Childhood Memories of Mandalas
Today I am filled with some childhood memories of mandalas. Perhaps it is because the 14th was my mother’s birthday, or in part it is Breast Cancer Awareness Month. But a lot of what is coming up is that year that my mother was diagnosed with breast cancer. I was eight, my brother Tim was just born. The details are fuzzy. But I remember getting a Spirograph that year for Christmas from my grandparents. My birthday the day prior I turned nine.
I am curious now that connection with them is so strong. I sense there were seeds planted in my youth to help me find my way to the truth. When I was ready to handle it. Because at eight or nine years old, it was too much for my fragile soul.
Mandalas Defined
A mandala is a geometric configuration of symbols. In various spiritual traditions, mandalas may be employed for focusing attention of practitioners and adepts, as a spiritual guidance tool, for establishing a sacred space and as an aid to meditation and trance induction. In the Eastern religions of Hinduism, Buddhism, Jainism and Shintoism it is used as a map representing deities, or especially in the case of Shintoism, paradises, kami or actual shrines.

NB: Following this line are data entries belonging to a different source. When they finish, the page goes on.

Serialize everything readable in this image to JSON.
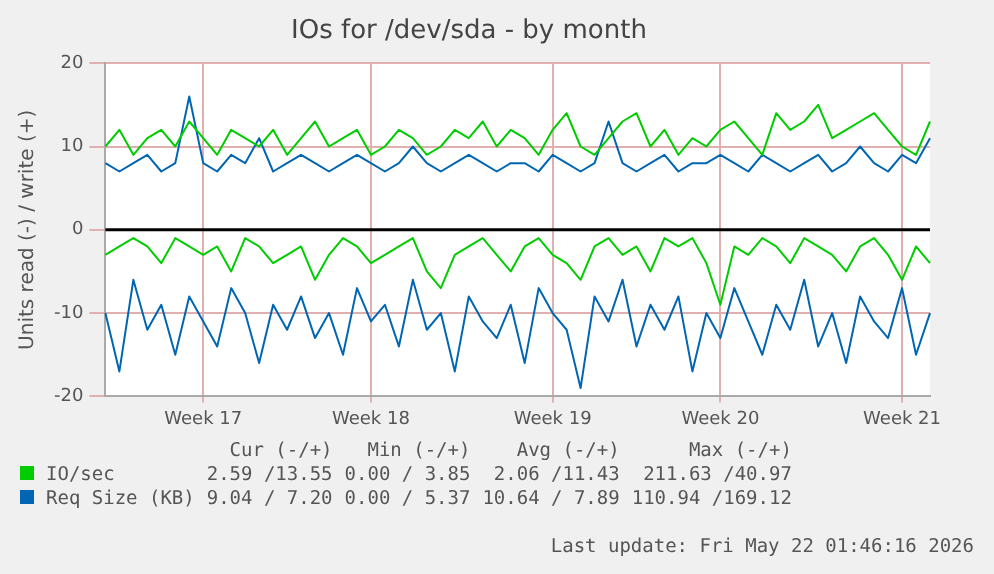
{
  "chart_data": {
    "type": "line",
    "title": "IOs for /dev/sda - by month",
    "ylabel": "Units read (-) / write (+)",
    "categories": [
      null,
      null,
      null,
      null,
      null,
      null,
      null,
      "Week 17",
      null,
      null,
      null,
      null,
      null,
      null,
      null,
      null,
      null,
      null,
      null,
      "Week 18",
      null,
      null,
      null,
      null,
      null,
      null,
      null,
      null,
      null,
      null,
      null,
      null,
      "Week 19",
      null,
      null,
      null,
      null,
      null,
      null,
      null,
      null,
      null,
      null,
      null,
      "Week 20",
      null,
      null,
      null,
      null,
      null,
      null,
      null,
      null,
      null,
      null,
      null,
      null,
      "Week 21",
      null,
      null
    ],
    "ylim": [
      -20,
      20
    ],
    "yticks": [
      -20,
      -10,
      0,
      10,
      20
    ],
    "grid": true,
    "legend": "bottom",
    "series": [
      {
        "name": "IO/sec",
        "color": "#00cc00",
        "values": [
          10,
          12,
          9,
          11,
          12,
          10,
          13,
          11,
          9,
          12,
          11,
          10,
          12,
          9,
          11,
          13,
          10,
          11,
          12,
          9,
          10,
          12,
          11,
          9,
          10,
          12,
          11,
          13,
          10,
          12,
          11,
          9,
          12,
          14,
          10,
          9,
          11,
          13,
          14,
          10,
          12,
          9,
          11,
          10,
          12,
          13,
          11,
          9,
          14,
          12,
          13,
          15,
          11,
          12,
          13,
          14,
          12,
          10,
          9,
          13
        ]
      },
      {
        "color": "#00cc00",
        "values": [
          -3,
          -2,
          -1,
          -2,
          -4,
          -1,
          -2,
          -3,
          -2,
          -5,
          -1,
          -2,
          -4,
          -3,
          -2,
          -6,
          -3,
          -1,
          -2,
          -4,
          -3,
          -2,
          -1,
          -5,
          -7,
          -3,
          -2,
          -1,
          -3,
          -5,
          -2,
          -1,
          -3,
          -4,
          -6,
          -2,
          -1,
          -3,
          -2,
          -5,
          -1,
          -2,
          -1,
          -4,
          -9,
          -2,
          -3,
          -1,
          -2,
          -4,
          -1,
          -2,
          -3,
          -5,
          -2,
          -1,
          -3,
          -6,
          -2,
          -4
        ]
      },
      {
        "name": "Req Size (KB)",
        "color": "#0066b3",
        "values": [
          8,
          7,
          8,
          9,
          7,
          8,
          16,
          8,
          7,
          9,
          8,
          11,
          7,
          8,
          9,
          8,
          7,
          8,
          9,
          8,
          7,
          8,
          10,
          8,
          7,
          8,
          9,
          8,
          7,
          8,
          8,
          7,
          9,
          8,
          7,
          8,
          13,
          8,
          7,
          8,
          9,
          7,
          8,
          8,
          9,
          8,
          7,
          9,
          8,
          7,
          8,
          9,
          7,
          8,
          10,
          8,
          7,
          9,
          8,
          11
        ]
      },
      {
        "color": "#0066b3",
        "values": [
          -10,
          -17,
          -6,
          -12,
          -9,
          -15,
          -8,
          -11,
          -14,
          -7,
          -10,
          -16,
          -9,
          -12,
          -8,
          -13,
          -10,
          -15,
          -7,
          -11,
          -9,
          -14,
          -6,
          -12,
          -10,
          -17,
          -8,
          -11,
          -13,
          -9,
          -16,
          -7,
          -10,
          -12,
          -19,
          -8,
          -11,
          -6,
          -14,
          -9,
          -12,
          -8,
          -17,
          -10,
          -13,
          -7,
          -11,
          -15,
          -9,
          -12,
          -6,
          -14,
          -10,
          -16,
          -8,
          -11,
          -13,
          -7,
          -15,
          -10
        ]
      }
    ],
    "ref_lines": [
      {
        "axis": "y",
        "value": 0,
        "color": "#000000"
      }
    ],
    "annotations": [
      "Cur (-/+)",
      "Min (-/+)",
      "Avg (-/+)",
      "Max (-/+)",
      "2.59 /13.55",
      "0.00 / 3.85",
      "2.06 /11.43",
      "211.63 /40.97",
      "9.04 / 7.20",
      "0.00 / 5.37",
      "10.64 / 7.89",
      "110.94 /169.12",
      "Last update: Fri May 22 01:46:16 2026"
    ]
  }
}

A mandala generally represents the spiritual journey, starting from outside to the inner core, through layers. In spiritual or religious process, a mandala is a period of approximately 40 days in which time the human system completes one physiological cycle.
Childhood Mandalas
So back to my childhood memories of the Spirograph. I was obsessed with it. At the time my world was complete chaos, it was 1974 and I was struggling with the weight of the world on my shoulders. My mother was sick, soon after that my grandfather was ill and stress was my constant companion. I didn’t know it at the time but that simple toy helped calm me. A toy that came out the year I was born.

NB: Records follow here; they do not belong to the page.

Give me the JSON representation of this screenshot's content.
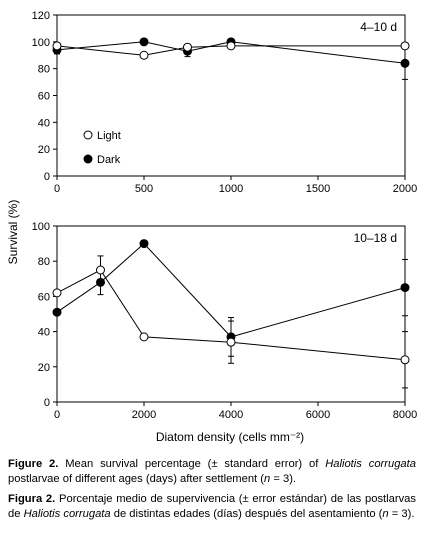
{
  "chart_data": [
    {
      "type": "line",
      "panel_label": "4–10 d",
      "x": [
        0,
        500,
        750,
        1000,
        2000
      ],
      "xticks": [
        "0",
        "500",
        "1000",
        "1500",
        "2000"
      ],
      "xtick_values": [
        0,
        500,
        1000,
        1500,
        2000
      ],
      "xlim": [
        0,
        2000
      ],
      "ylim": [
        0,
        120
      ],
      "yticks": [
        "0",
        "20",
        "40",
        "60",
        "80",
        "100",
        "120"
      ],
      "ytick_values": [
        0,
        20,
        40,
        60,
        80,
        100,
        120
      ],
      "grid": false,
      "legend_position": "lower-left",
      "series": [
        {
          "name": "Light",
          "marker": "open-circle",
          "values": [
            97,
            90,
            96,
            97,
            97
          ],
          "errors": [
            1,
            1,
            2,
            1,
            0
          ]
        },
        {
          "name": "Dark",
          "marker": "filled-circle",
          "values": [
            94,
            100,
            93,
            100,
            84
          ],
          "errors": [
            3,
            1,
            4,
            1,
            12
          ]
        }
      ]
    },
    {
      "type": "line",
      "panel_label": "10–18 d",
      "x": [
        0,
        1000,
        2000,
        4000,
        8000
      ],
      "xticks": [
        "0",
        "2000",
        "4000",
        "6000",
        "8000"
      ],
      "xtick_values": [
        0,
        2000,
        4000,
        6000,
        8000
      ],
      "xlim": [
        0,
        8000
      ],
      "ylim": [
        0,
        100
      ],
      "yticks": [
        "0",
        "20",
        "40",
        "60",
        "80",
        "100"
      ],
      "ytick_values": [
        0,
        20,
        40,
        60,
        80,
        100
      ],
      "grid": false,
      "series": [
        {
          "name": "Light",
          "marker": "open-circle",
          "values": [
            62,
            75,
            37,
            34,
            24
          ],
          "errors": [
            0,
            8,
            0,
            12,
            16
          ]
        },
        {
          "name": "Dark",
          "marker": "filled-circle",
          "values": [
            51,
            68,
            90,
            37,
            65
          ],
          "errors": [
            0,
            7,
            0,
            11,
            16
          ]
        }
      ]
    }
  ],
  "shared_ylabel": "Survival (%)",
  "shared_xlabel": "Diatom density (cells mm⁻²)",
  "captions": {
    "english": {
      "label": "Figure 2.",
      "t1": " Mean survival percentage (± standard error) of ",
      "i1": "Haliotis corrugata",
      "t2": " postlarvae of different ages (days) after settlement (",
      "i2": "n",
      "t3": " = 3)."
    },
    "spanish": {
      "label": "Figura 2.",
      "t1": " Porcentaje medio de supervivencia (± error estándar) de las postlarvas de ",
      "i1": "Haliotis corrugata",
      "t2": " de distintas edades (días) después del asentamiento (",
      "i2": "n",
      "t3": " = 3)."
    }
  },
  "colors": {
    "ink": "#000000",
    "open_marker_fill": "#ffffff",
    "background": "#ffffff"
  }
}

So this week I have been stressed. I just put on an event with a friend and the let down from it was hard. I learned a lot, and I have been beating myself up for not knowing better. Work was busy and then there is the drama at the church we go to. I found this mandala to color and I colored it. The process calmed me. It reminded me of a time of chaos and how I found solace in a few colored pens and a toy.
Breast Cancer Awareness
What I am understanding, is that it is two years since my BRCA journey began. I have struggled with how I look and I remember clearly hearing my mother crying in the bathroom on many occasions. Not understanding what was wrong. We were only told that she was sick and to behave ourselves. I think I was in my late teens when I found out she was a Breast Cancer Survivor. Only now some 47 years later, I understand.

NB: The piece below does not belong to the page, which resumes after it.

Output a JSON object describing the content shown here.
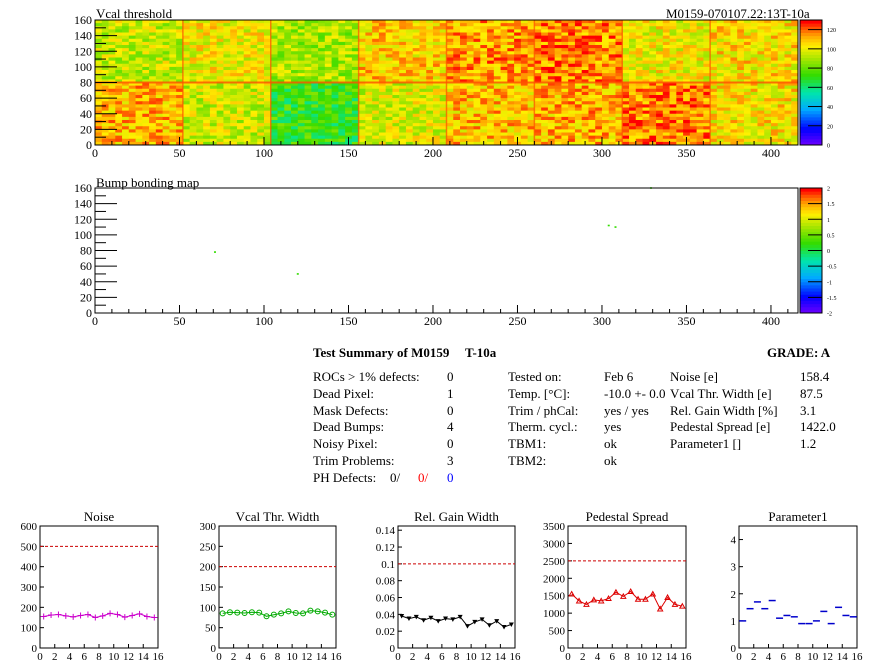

How fortunate I was to have reconstruction, back in 1974 that wasn’t an option. Breast Cancer was not discussed, a taboo subject. Betty Ford underwent treatment for Breast Cancer just months prior to my mother. When Betty Ford was diagnosed with breast cancer in 1974, a mastectomy—often a radical mastectomy involving removal of the breast, muscle and lymph nodes—was the standard of care.
This morning my nightgown was unbuttoned when I caught myself in the mirror. I was tickled pink that finally I saw my image and didn’t want to cry. The road is not over for me, I still have another revision surgery that will happen in December, but for now, I am grateful. I had the ability to fight cancer on my own terms and win. It has been a hard road, and faced with the same decision I would do it all over again.